Processo de contraordenação. Impugnação judicial de decisão administrativa. Nulidade da decisão judicial. Nulidade da decisão administrativa

PROCESSO DE CONTRAORDENAÇÃO. IMPUGNAÇÃO JUDICIAL DE DECISÃO ADMINISTRATIVA. NULIDADE DA DECISÃO JUDICIAL. NULIDADE DA DECISÃO ADMINISTRATIVA
RECURSO CRIMINAL Nº 1365/25.7T9GRD.C1
Relator: SANDRA FERREIRA
Data do Acórdão: 25-03-2026
Tribunal: JUÍZO DE COMPETÊNCIA GENÉRICA DE FIGUEIRA DE CASTELO RODRIGO
Legislação: ARTIGOS 1º, Nº 1, 7º, Nº 1, 8º E 58º, Nº 1, ALÍNEA B) E C) DO RGCO, 19º, Nº 1, ALÍNEA B), 137º, NºS 1, ALÍNEA F) E 2, ALÍNEA B) E 140º DO DL Nº 202/2004, DE 18/8 E PORTARIA Nº 1103/2000, DE 23/11.
Sumário:
1. Não padece de nulidade a decisão recorrida que, invocando o disposto no artigo 58º, nº 1, alíneas b) e c) do RGCO, identifica as concretas omissões que imputa à decisão administrativa – seja pela factualidade descrita, que foi entendida como contraditória, e consequentemente impeditiva da decisão de condenação proferida; seja pela omissão da concreta norma que permitiria integrar a alínea b) do artigo 19º do DL nº 202/2004, de 18 de agosto.

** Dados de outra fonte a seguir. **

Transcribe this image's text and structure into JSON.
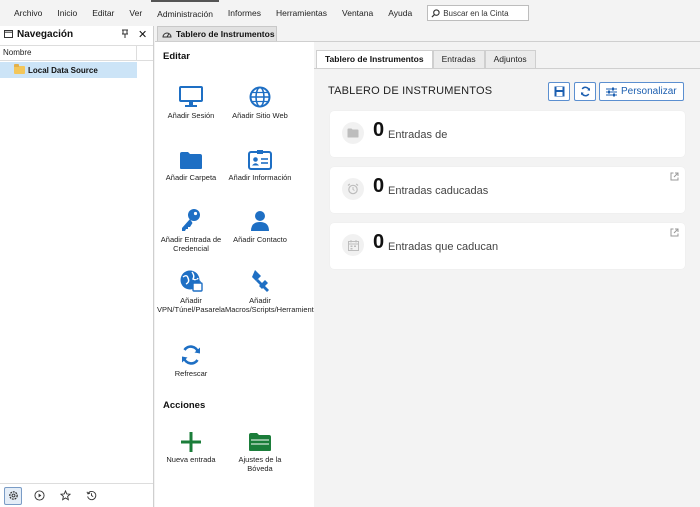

2. Os requisitos constantes do artigo 58º do RGCO visam salvaguardar a possibilidade de exercício efetivo dos direitos de defesa, que só poderá existir com um conhecimento rigoroso dos factos que são imputados e das normas legais em que se enquadram.
3. A decisão administrativa que se limita a referir nos factos provados a omissão de sinais e placas “em caminhos públicos interiores e na delimitação perimetral da zona de caça”, sem a mínima concretização dos locais onde se essa omissão foi verificada, não permite perceber se tal omissão ocorreu em toda a delimitação perimetral da zona de caça, ou apenas em algum segmento desta, e em todos ou apenas alguns caminhos públicos que não são, de todo, identificados.
4. Tal descrição, referindo-se, de forma genérica, aos termos constantes da Portaria nº 1103/2000 de 23 de novembro – designadamente ao constante do artigo 4º (linhas perimetrais da superfície a delimitar) e art. 7º (caminho público) -, sem qualquer concretização, não contém uma indicação precisa e discriminada dos factos imputados [alínea b) do nº 1 do artigo 58º do RGCO].
5. Do disposto nos artigos 19º, nº 1, alínea b), 137º nºs 1, alínea f) e 2, alínea b) e 140º, todos do DL nº 202/2004, de 18 de agosto, resulta que o incumprimento de normas reguladoras do exercício da caça que sejam diretamente aplicáveis às entidades gestoras constitui contraordenação.
6. Constituindo o artigo 19º, nº 1, alínea b) do DL nº 202/2004, de 18 de agosto, uma “norma em branco” ou seja uma norma sancionadora que remete parte da sua concretização para outra norma (complementar ou integradora), tem a decisão administrativa que indicar a norma complementar violada – no caso a que impunha a utilização dos livros de Autorização Especial de Caça Oficiais.
7. Não o fazendo, viola a decisão administrativa o disposto no artigo 58º, nº 1, alínea c) do RGCO.